My scientific work has been on theoretical problems in cosmology with ties to observations. Four personae have been diagnosed for my multiple personality syndrome, although my graduate students and postdocs may report (and have induced) more identities:

  • The Smooth Side: During the first ten million years or so after the big bang, the fluctuations in matter and radiation in the universe remain small enough that they can be viewed as tiny ripples imprinted on a smooth background. The universe at this stage is well described by the linear cosmological perturbation theory, which I have investigated in some depth. This theory is specified by the coupled Einstein, Boltzmann, and fluid equations and is the foundation for many calculations in cosmology, e.g., the matter fluctuation power spectra and the temperature variations imprinted on the cosmic microwave background.

  • The Lumpy Side: A major challenge in theoretical cosmology today is in understanding how small initial fluctuations in matter and radiation in the smooth universe grow under gravitational instability into highly collapsed objects in the lumpy universe. I have been involved in designing and running large numerical N-body and hydrodynamical codes to simulate and study the nonlinear growth of dark matter and galaxies.

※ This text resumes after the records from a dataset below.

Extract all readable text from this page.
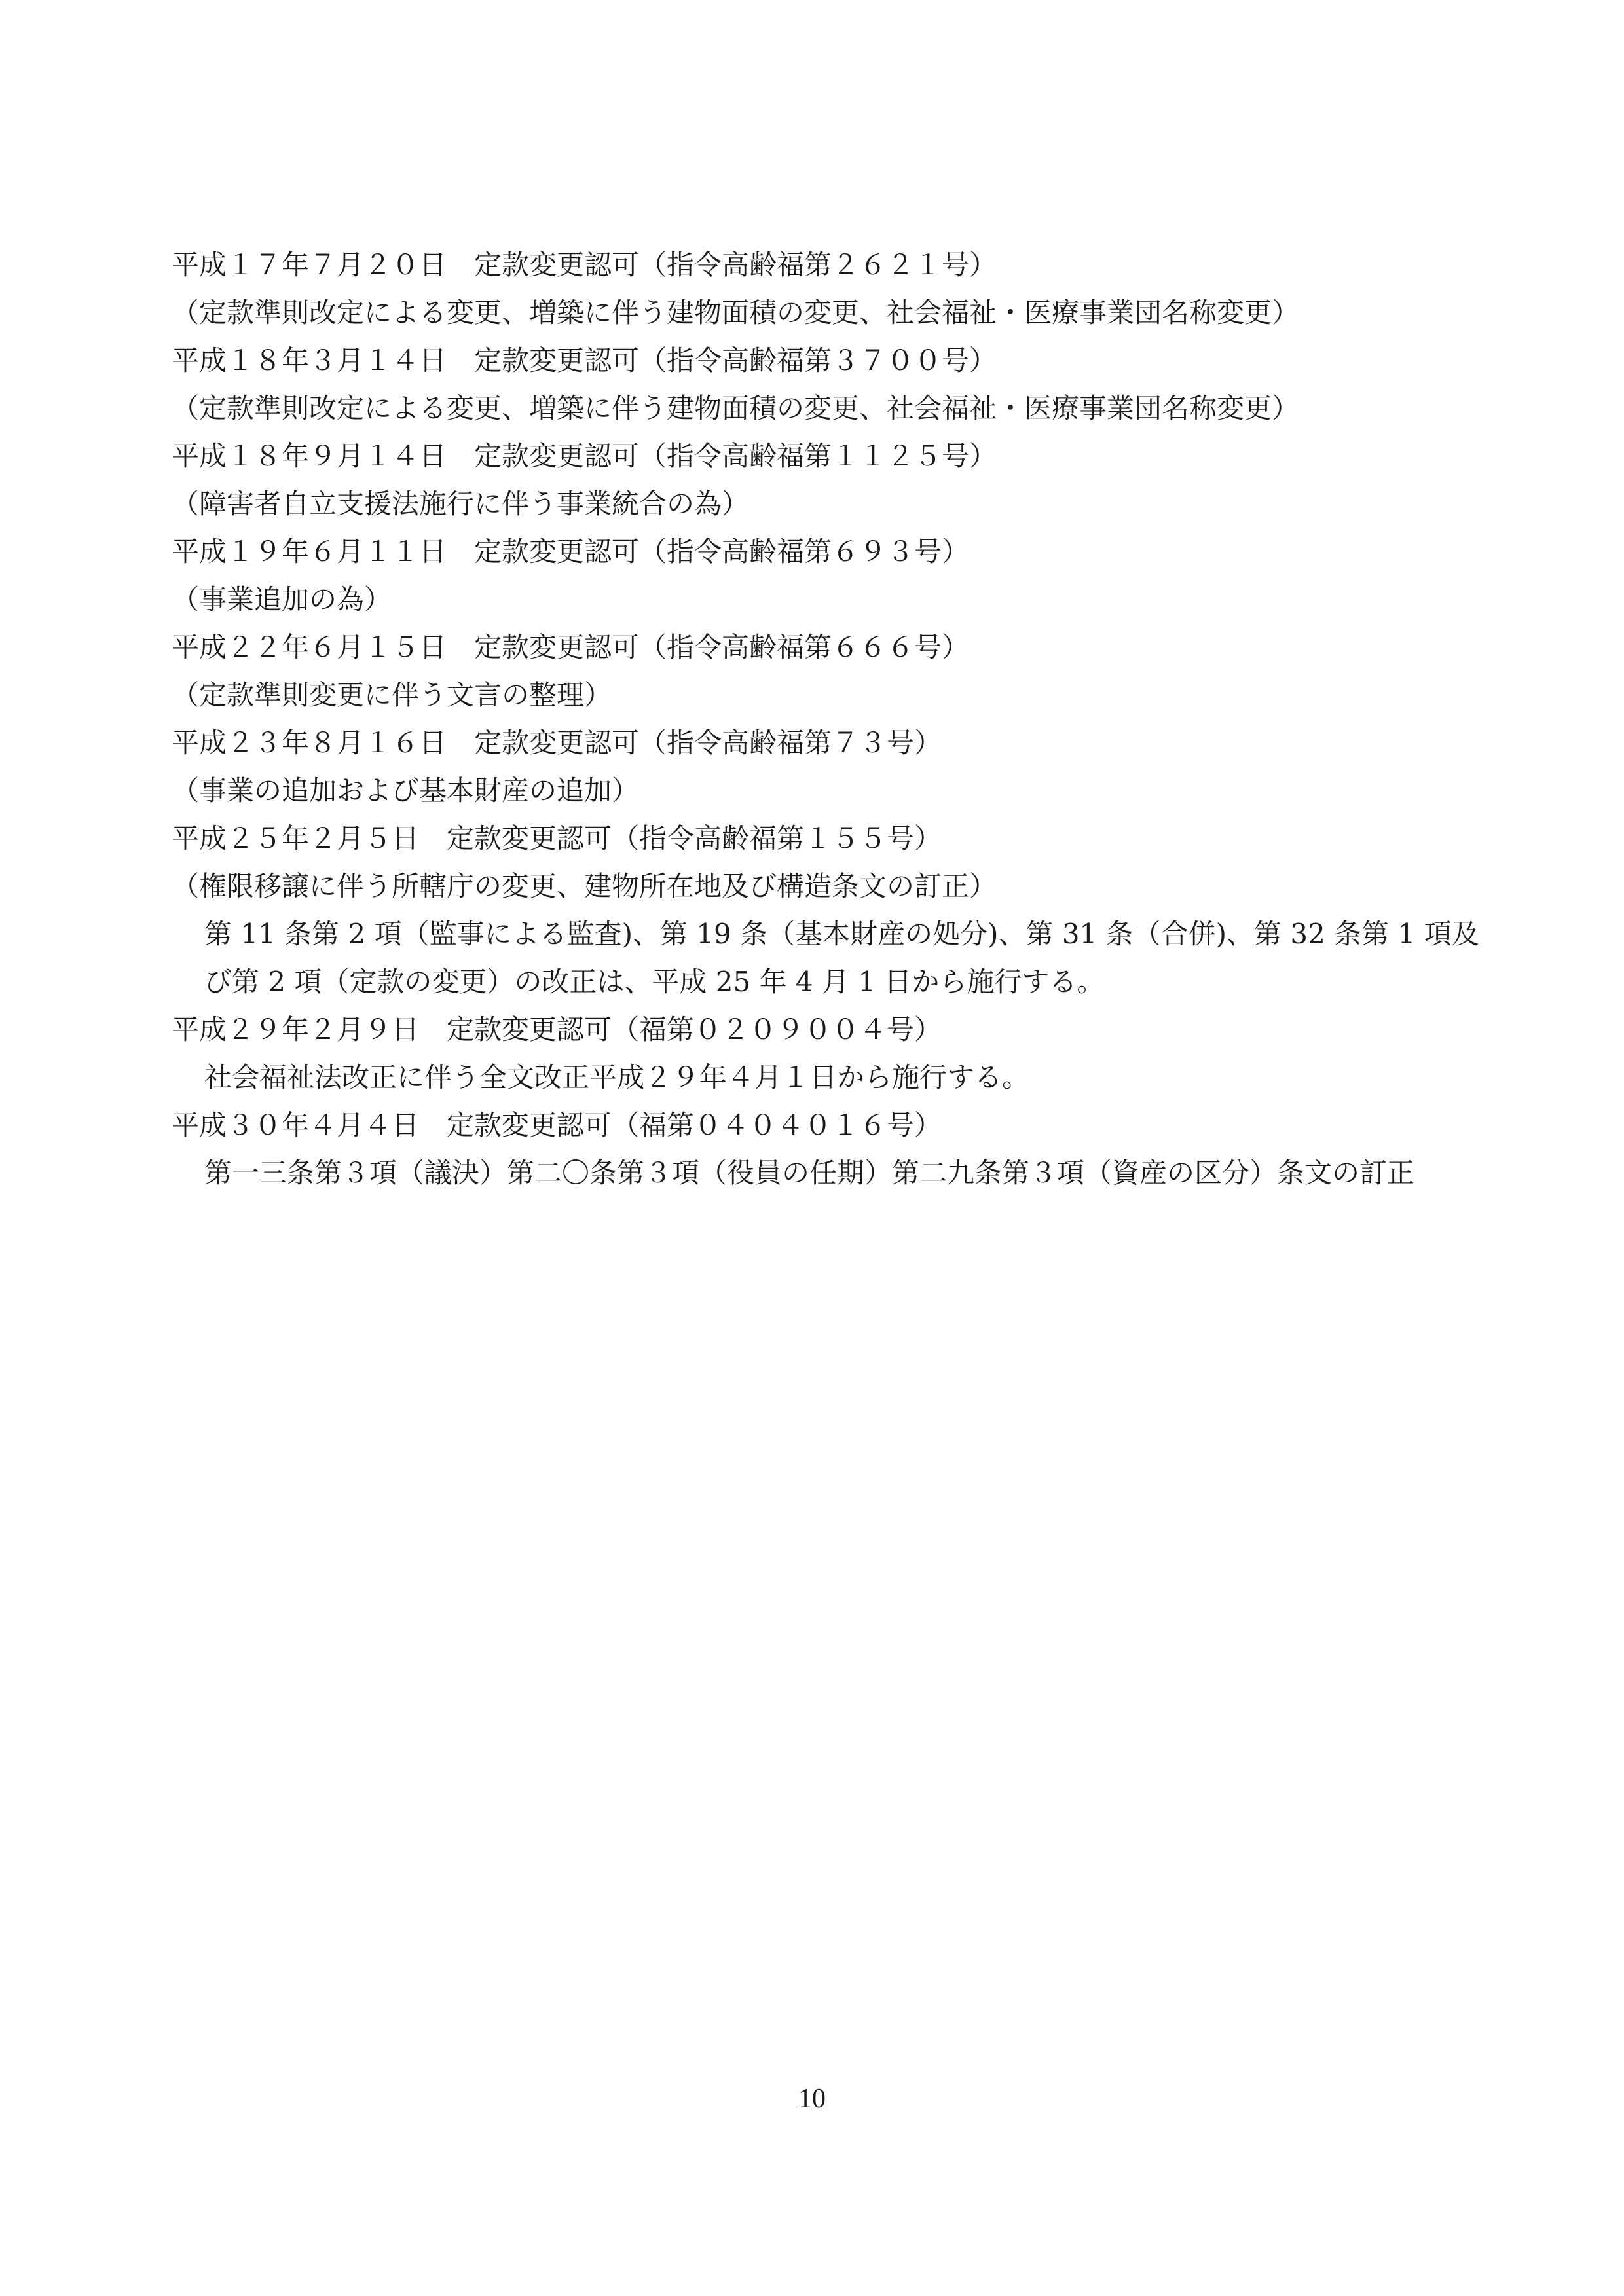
平成１７年７月２０日　定款変更認可（指令高齢福第２６２１号）
（定款準則改定による変更、増築に伴う建物面積の変更、社会福祉・医療事業団名称変更）
平成１８年３月１４日　定款変更認可（指令高齢福第３７００号）
（定款準則改定による変更、増築に伴う建物面積の変更、社会福祉・医療事業団名称変更）
平成１８年９月１４日　定款変更認可（指令高齢福第１１２５号）
（障害者自立支援法施行に伴う事業統合の為）
平成１９年６月１１日　定款変更認可（指令高齢福第６９３号）
（事業追加の為）
平成２２年６月１５日　定款変更認可（指令高齢福第６６６号）
（定款準則変更に伴う文言の整理）
平成２３年８月１６日　定款変更認可（指令高齢福第７３号）
（事業の追加および基本財産の追加）
平成２５年２月５日　定款変更認可（指令高齢福第１５５号）
（権限移譲に伴う所轄庁の変更、建物所在地及び構造条文の訂正）
第 11 条第 2 項（監事による監査)、第 19 条（基本財産の処分)、第 31 条（合併)、第 32 条第 1 項及
び第 2 項（定款の変更）の改正は、平成 25 年 4 月 1 日から施行する。
平成２９年２月９日　定款変更認可（福第０２０９００４号）
社会福祉法改正に伴う全文改正平成２９年４月１日から施行する。
平成３０年４月４日　定款変更認可（福第０４０４０１６号）
第一三条第３項（議決）第二〇条第３項（役員の任期）第二九条第３項（資産の区分）条文の訂正
10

    My interests are in developing new analytical techniques to better understand and model the nonlinear structure in the universe. The questions I am tackling include the phase-space evolution of galaxy host halos and the origin of their density profiles. This has led me into the deep trenches of the 90-year-old Fokker-Planck and dissipation-fluctuation theories.

  • The Dark Side: The nature of dark matter remains one of the most intriguing unsolved mysteries in astronomy. My interest has evolved from cold, to hot, to warm, and back to cold (but never lukewarm) dark matter, and has recently extended to the "dark energy." Our investigations involve making detailed theoretical predictions for the impact of dark matter and energy on structure formation. By comparing these with observational results from, e.g., the high redshift universe and gravitational lenses, we can obtain constraints on the nature and abundance of dark matter and energy.

  • The Bright Side: I occasionally manage to climb out of the dark and lumpy worlds. During these sunny moments (or rather, moonless nights), I have collaborated with observers on a number of projects using telescopes such as Palomar and Keck. The projects include dynamical studies of superclusters, gravitational lensing studies of quasars and galaxy clusters, properties of distant galaxies, and weighing supermassive black holes. I am currently conducting an exciting survey named MASSIVE to study the most massive galaxies in the nearby universe.